Tipps zur Durchführung
Tipps zur Durchführung
Die Fragen zur Reflexion stehen im Zentrum jedes Portfolios. Sie helfen den Lernenden, ihre Reflexionen zu orientieren und sollten möglichst vor dem Portfolio gemeinsam erarbeitet werden. Als anregend haben sich z.B. folgende Fragen in Portfolios erwiesen:
- Warum sehe ich dies als eine beste Arbeit von mir an?
- Was ist mir in der Bearbeitung bereits gelungen? (Interesse am Thema, Schwierigkeiten und ihre Bewältigung, erste Hypothesen und Lösungen, Überprüfung und Anwendung, neu erworbene Methoden).
- Was zeigt das Ergebnis von mir und meiner Arbeit?
- Wo sehe ich noch Fehlstellen und Lernmöglichkeiten?
- Was würde ich beim nächsten Mal anders machen?
Es lassen sich auch konkrete Aufträge statt Fragen stellen:
Beschreibe den Arbeitsprozess in seinen einzelnen Stufen und nenne Stellen, an denen Du das dargestellte Problem entdeckt hast, wo und wie Du Ideen bekommen hast, wo Schwierigkeiten entstanden sind und wie sie bewältigt wurden, wie Du den Gegenstand erforscht hast und wie Du die Richtigkeit Deines Ergebnisses sichergestellt hast. Vergleiche Dein Ergebnis mit den Informationen, die Du aus Infoquellen bekommen hast. Beschreibe, mit wem Du Deine Ergebnisse diskutiert hast. Nenne die Punkte, die dadurch dazu gekommen sind und stelle Deine Zustimmung oder Ablehnung zu den Anregungen, die Du bekommen hast, jeweils konkret dar.
Stolperfallen
- Portfolios lassen sich bei unterschiedlichen Lernenden und unterschiedlichen Aufgaben nicht hinreichend eindeutig miteinander vergleichen und gleichförmig oder gerecht im Rangvergleich bewerten (zumindest nicht so einfach wie bei Standardtests – auch wenn im scheinbar eindeutigen Rangvergleich auch zahlreiche Probleme existieren);
- nicht alle Fächer und alle Themen lassen gleichermaßen eine relativ eindeutige Standardisierung aller erreichbaren Leistungen erzielen;
- oft fehlt es an Schulungsmaßnahmen der Beurteilenden von Portfolios oder auch an hinreichender Zeit und kollegialer Abstimmung, um Rangvergleiche durch Noten hinreichend gerecht durchzuführen. Verbalbewertungen erscheinen deshalb meist als sinnvoller, sind aber nicht immer erlaubt.
Variationen
Folgende Variationen treten einzeln oder gemischt auf:
- Arbeitsportfolios zeigen die Arbeitsergebnisse eines bestimmten Zeitraums und dokumentieren den Fortschritt, der dabei gemacht wurde. Die Dokumentation kann aus einfachem Brainstorming bis hin zu fertigen Präsentationen bestehen. Dabei können gute als auch schlechtere Arbeiten aufgenommen sein. Wichtig ist es, dass eine begleitende Reflexion der Arbeiten durch die Lernenden stattfindet.

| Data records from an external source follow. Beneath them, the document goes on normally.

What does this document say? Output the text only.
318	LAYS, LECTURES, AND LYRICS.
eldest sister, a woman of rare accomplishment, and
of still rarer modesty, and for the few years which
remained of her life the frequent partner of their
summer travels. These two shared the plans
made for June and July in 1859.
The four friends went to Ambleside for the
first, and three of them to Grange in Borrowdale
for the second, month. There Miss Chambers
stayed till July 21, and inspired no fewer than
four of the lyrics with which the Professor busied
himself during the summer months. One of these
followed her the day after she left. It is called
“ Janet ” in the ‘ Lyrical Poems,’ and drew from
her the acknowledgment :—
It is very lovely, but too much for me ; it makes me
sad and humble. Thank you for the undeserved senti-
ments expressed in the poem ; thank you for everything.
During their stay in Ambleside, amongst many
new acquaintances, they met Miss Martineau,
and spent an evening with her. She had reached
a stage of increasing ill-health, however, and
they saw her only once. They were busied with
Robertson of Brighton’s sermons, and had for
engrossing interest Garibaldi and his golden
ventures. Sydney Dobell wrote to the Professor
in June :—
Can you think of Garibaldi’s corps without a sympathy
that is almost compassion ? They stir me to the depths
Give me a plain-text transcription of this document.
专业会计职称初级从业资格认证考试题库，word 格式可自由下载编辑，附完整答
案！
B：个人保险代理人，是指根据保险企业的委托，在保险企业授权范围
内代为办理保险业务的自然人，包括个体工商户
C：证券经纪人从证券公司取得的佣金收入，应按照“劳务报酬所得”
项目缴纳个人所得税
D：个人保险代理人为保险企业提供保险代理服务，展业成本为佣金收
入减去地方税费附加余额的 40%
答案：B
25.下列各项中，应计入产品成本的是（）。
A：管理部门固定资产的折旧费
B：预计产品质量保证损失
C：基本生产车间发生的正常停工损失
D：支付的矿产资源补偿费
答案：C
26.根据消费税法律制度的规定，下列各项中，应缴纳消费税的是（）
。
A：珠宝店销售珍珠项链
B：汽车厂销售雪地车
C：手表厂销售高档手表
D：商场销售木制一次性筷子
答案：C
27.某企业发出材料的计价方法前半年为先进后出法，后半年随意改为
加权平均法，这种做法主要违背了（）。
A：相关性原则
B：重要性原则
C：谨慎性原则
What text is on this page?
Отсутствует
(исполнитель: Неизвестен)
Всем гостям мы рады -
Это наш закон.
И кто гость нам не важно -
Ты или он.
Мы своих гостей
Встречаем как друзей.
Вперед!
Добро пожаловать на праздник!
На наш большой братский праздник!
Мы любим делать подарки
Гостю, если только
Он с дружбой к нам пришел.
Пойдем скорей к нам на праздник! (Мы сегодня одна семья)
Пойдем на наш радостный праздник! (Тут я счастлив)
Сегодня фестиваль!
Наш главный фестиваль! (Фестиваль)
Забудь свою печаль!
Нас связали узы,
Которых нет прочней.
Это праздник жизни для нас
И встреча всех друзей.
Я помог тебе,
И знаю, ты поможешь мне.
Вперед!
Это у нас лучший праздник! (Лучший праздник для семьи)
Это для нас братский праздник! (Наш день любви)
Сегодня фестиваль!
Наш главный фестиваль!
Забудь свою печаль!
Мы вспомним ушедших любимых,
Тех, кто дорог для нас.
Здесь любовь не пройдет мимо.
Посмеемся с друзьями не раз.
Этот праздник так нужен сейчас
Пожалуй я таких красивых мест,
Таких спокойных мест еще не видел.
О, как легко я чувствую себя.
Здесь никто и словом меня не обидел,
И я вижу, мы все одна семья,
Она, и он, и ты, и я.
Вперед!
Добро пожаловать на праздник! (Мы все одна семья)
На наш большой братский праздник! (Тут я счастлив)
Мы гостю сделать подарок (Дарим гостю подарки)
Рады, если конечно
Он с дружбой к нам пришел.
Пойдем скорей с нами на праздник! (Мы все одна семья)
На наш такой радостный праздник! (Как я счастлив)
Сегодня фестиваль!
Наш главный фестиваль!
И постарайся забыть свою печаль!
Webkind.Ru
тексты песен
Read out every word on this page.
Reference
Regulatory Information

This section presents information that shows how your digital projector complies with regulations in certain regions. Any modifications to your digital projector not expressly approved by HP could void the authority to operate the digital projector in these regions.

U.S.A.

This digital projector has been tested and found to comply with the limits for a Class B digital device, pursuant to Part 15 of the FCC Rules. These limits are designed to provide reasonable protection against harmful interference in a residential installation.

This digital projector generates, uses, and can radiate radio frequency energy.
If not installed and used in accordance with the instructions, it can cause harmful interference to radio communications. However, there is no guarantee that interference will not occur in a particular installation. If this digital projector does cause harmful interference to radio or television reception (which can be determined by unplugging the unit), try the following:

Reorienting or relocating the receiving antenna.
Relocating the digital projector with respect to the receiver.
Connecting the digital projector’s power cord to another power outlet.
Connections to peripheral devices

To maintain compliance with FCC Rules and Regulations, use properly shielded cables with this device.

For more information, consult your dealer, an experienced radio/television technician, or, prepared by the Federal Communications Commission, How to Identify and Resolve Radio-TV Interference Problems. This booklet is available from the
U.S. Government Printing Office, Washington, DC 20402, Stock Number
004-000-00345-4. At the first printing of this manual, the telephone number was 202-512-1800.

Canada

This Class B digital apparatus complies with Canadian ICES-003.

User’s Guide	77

- Prozessportfolios sammeln Dokumente, in denen möglichst zahlreiche Facetten und Phasen des Lernprozesses erfasst sind. Hier kommt es darauf an, das Vorher und Nachher deutlich zu unterscheiden und die gemachten Fortschritte thematisieren zu können. Dazu gehört in jedem Fall eine auch zwischendurch immer wieder eingebaute Reflexion der Lernenden zu dem Lernprozess.
- Präsentations- oder Abschlussportfolios dienen vor allem der abschließenden und zusammenfassenden Beurteilung eines Lernenden in einem Lernabschnitt, einem Ausbildungsteil oder einer gesamten Ausbildungszeit (was sich dann durchaus mit Arbeits- und Prozessportfolios mischen kann). Hier sollen möglichst die besten Arbeiten erfasst werden, die Lernende in das Portfolio aufnehmen wollen oder müssen. Nur fertige Ergebnisse sollten hier dokumentiert werden. Die Auswahl und die Ergebnisse sind zu reflektieren.
Anwendungsbeispiele
Es gibt im Internet sehr viele Beispiele für gelungene Portfolios, aber auch für triviale Formen, die diese Methode schnell diskreditieren können. Lernbegleitungen und Lernende sollten immer darauf achten, die Portfolios als Herausforderung und nicht als lästige Pflicht zu sehen. Vor allem triviale Ergebnisse sind zu vermeiden. Vor allem das eigene Anwendungsbeispiel hilft, die Stärken diese Methode zu dokumentieren.